Fundraisers look for intelligent solutions to the funding challenges facing their organisations. For many, this means filling in the gaps in the revenue budget with opportunistic funding applications. The larger, more robust organisations plan ahead for the role that fundraised income can realistically be expected to play in the overall business model supporting the artistic vision. Smaller organisations often struggle to invest sufficient resource and know-how into the task. But most not for profit arts organisations are a red ink business. The standard funding profile for an arts organisation is a patchwork of public and private funding sources which, together with other income, services a financial profile brushing the edge of bankruptcy.

So it is hard to imagine that the arts could dispense with public support via grants and private philanthropy. Left to the market, organisations would need to invest more heavily in the brand and become artistically risk averse. They would inevitably develop aggressive competitive tactics within their own sector, which would militate against a rich and diverse cultural ecology. For the moment then, for better or for worse, the business models of most arts organisations need fundraised income to survive. Intelligent fundraising builds sustainable partnerships from a diversity of sources. Ideally the combined characteristics and strengths of these partnerships create a funding environment that supports excellence and innovation, and builds institutional capacity for the future.

What do intelligent funding partners bring to the mix? Public funding agencies make their best contribution when they offer enough cash to leverage support from other sources, and they invest both money and skills in a stabilising process. However, to benefit from major public investment, an organisation has to be sufficiently robust in its governance and resources to be able to manage organisational change and high levels of public accountability. Some of the most impressive examples of business partnership involve a combination of cash and expertise in press and marketing, for example, or in-kind support.

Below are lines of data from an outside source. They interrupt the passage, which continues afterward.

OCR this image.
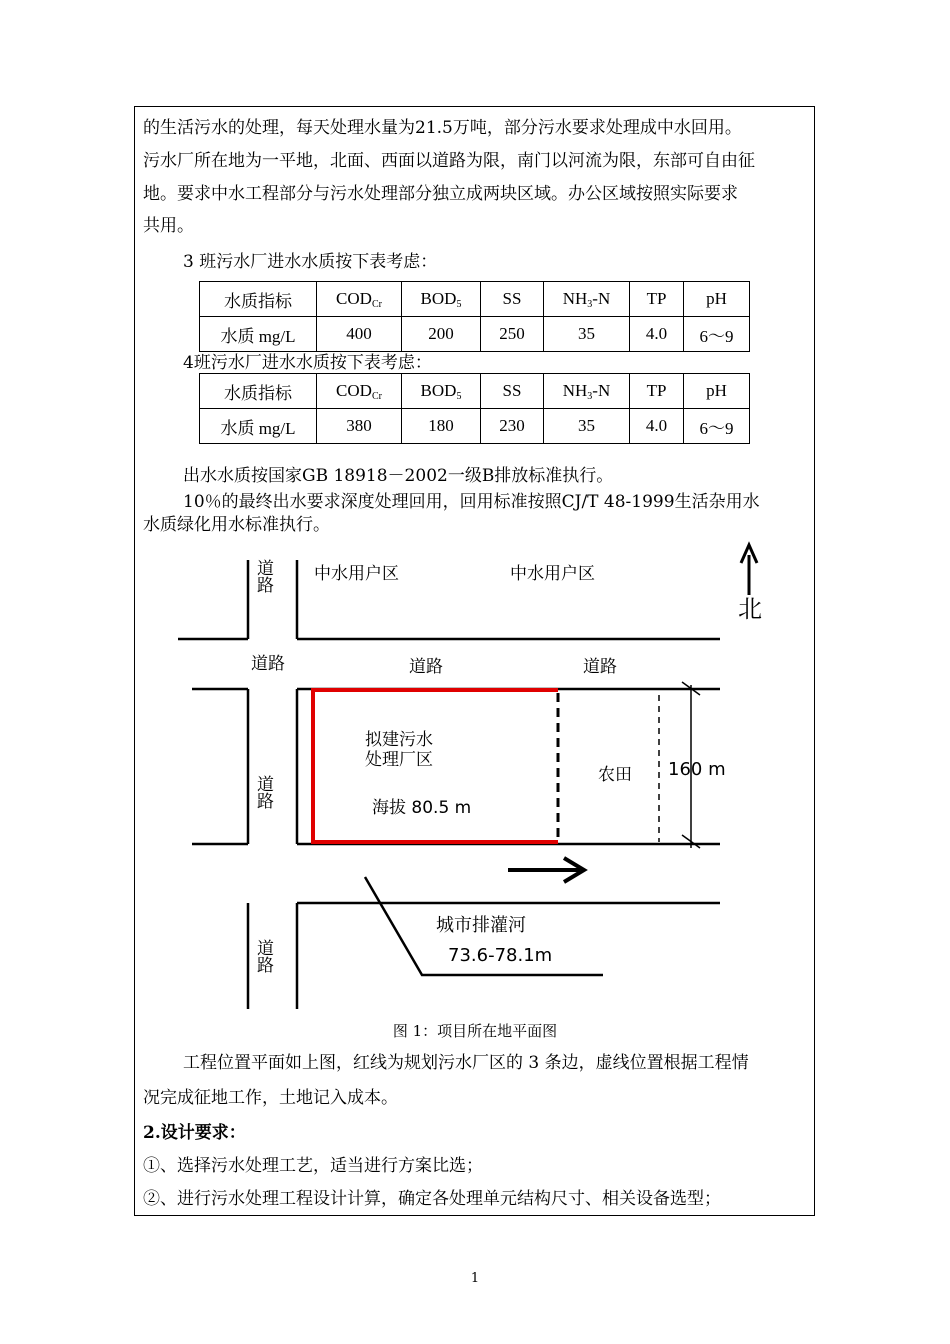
的生活污水的处理，每天处理水量为21.5万吨，部分污水要求处理成中水回用。
污水厂所在地为一平地，北面、西面以道路为限，南门以河流为限，东部可自由征
地。要求中水工程部分与污水处理部分独立成两块区域。办公区域按照实际要求
共用。
3 班污水厂进水水质按下表考虑：
水质指标	$COD_{Cr}$	$BOD_5$	SS	$NH_3-N$	TP	pH
水质 mg/L	400	200	250	35	4.0	6～9
4班污水厂进水水质按下表考虑：
水质指标	$COD_{Cr}$	$BOD_5$	SS	$NH_3-N$	TP	pH
水质 mg/L	380	180	230	35	4.0	6～9
出水水质按国家GB 18918－2002一级B排放标准执行。
10％的最终出水要求深度处理回用，回用标准按照CJ/T 48-1999生活杂用水
水质绿化用水标准执行。
道路 中水用户区	中水用户区
道路	道路	道路
道路
道路
拟建污水
处理厂区
海拔 80.5 m
农田 160 m
城市排灌河
73.6-78.1m
北
图 1：项目所在地平面图
工程位置平面如上图，红线为规划污水厂区的 3 条边，虚线位置根据工程情
况完成征地工作，土地记入成本。
2.设计要求：
①、选择污水处理工艺，适当进行方案比选；
②、进行污水处理工程设计计算，确定各处理单元结构尺寸、相关设备选型；
1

Good partnerships involve mutual respect and a commitment to a sustained relationship. The most effective individual philanthropists are those passionate, generous individuals who make relatively uncomplicated demands. They take pleasure from participating in success and in helping to build a platform that supports community participation. In the best examples, mutual trust and loyalty are developed over the long-term. The most sophisticated charitable trusts are prepared to bridge the most intractable funding gaps. They offer a light touch because they understand the arts environment, recognise good practice, and are content to act as enablers.

The common ingredient between all funding partners and arts organisations is the desire to invest in success, howsoever that may be separately defined. The question remains, though: what should an arts organisation be asking of their intelligent funders? First of all, a healthy cultural sector needs to base development on sustainable funding streams from partners willing to invest over a significant period. Mature relationships create an informed funding market. Arts organisations want to offer themselves to funders as robust and confident partners. An under-resourced organisation is vulnerable to exploitation from both internal and external stakeholders.

Intelligent funders recognise the need to build investment for the future into the funding package. Innovative funding invests in skills, people, new technology and research. Intelligent funders will be prepared to contribute to a big vision that involves working with a diversity of partners. It is likely that arts organisations will progressively need to invest in strategic partnerships within the sector, across artforms and with business.
Perhaps the arts, business, individual philanthropists and the independent and public sectors have more points of common interest than can be easily identified from our individual silos. There is certainly a wealth of intelligent debate about the future of funding. For better or for worse, it would at least be revealing for private and public funders to pilot some new models for collaboration, governance, innovation and participation.

Eva Woloshyn is Director of Development and Corporate Affairs at Trinity Laban.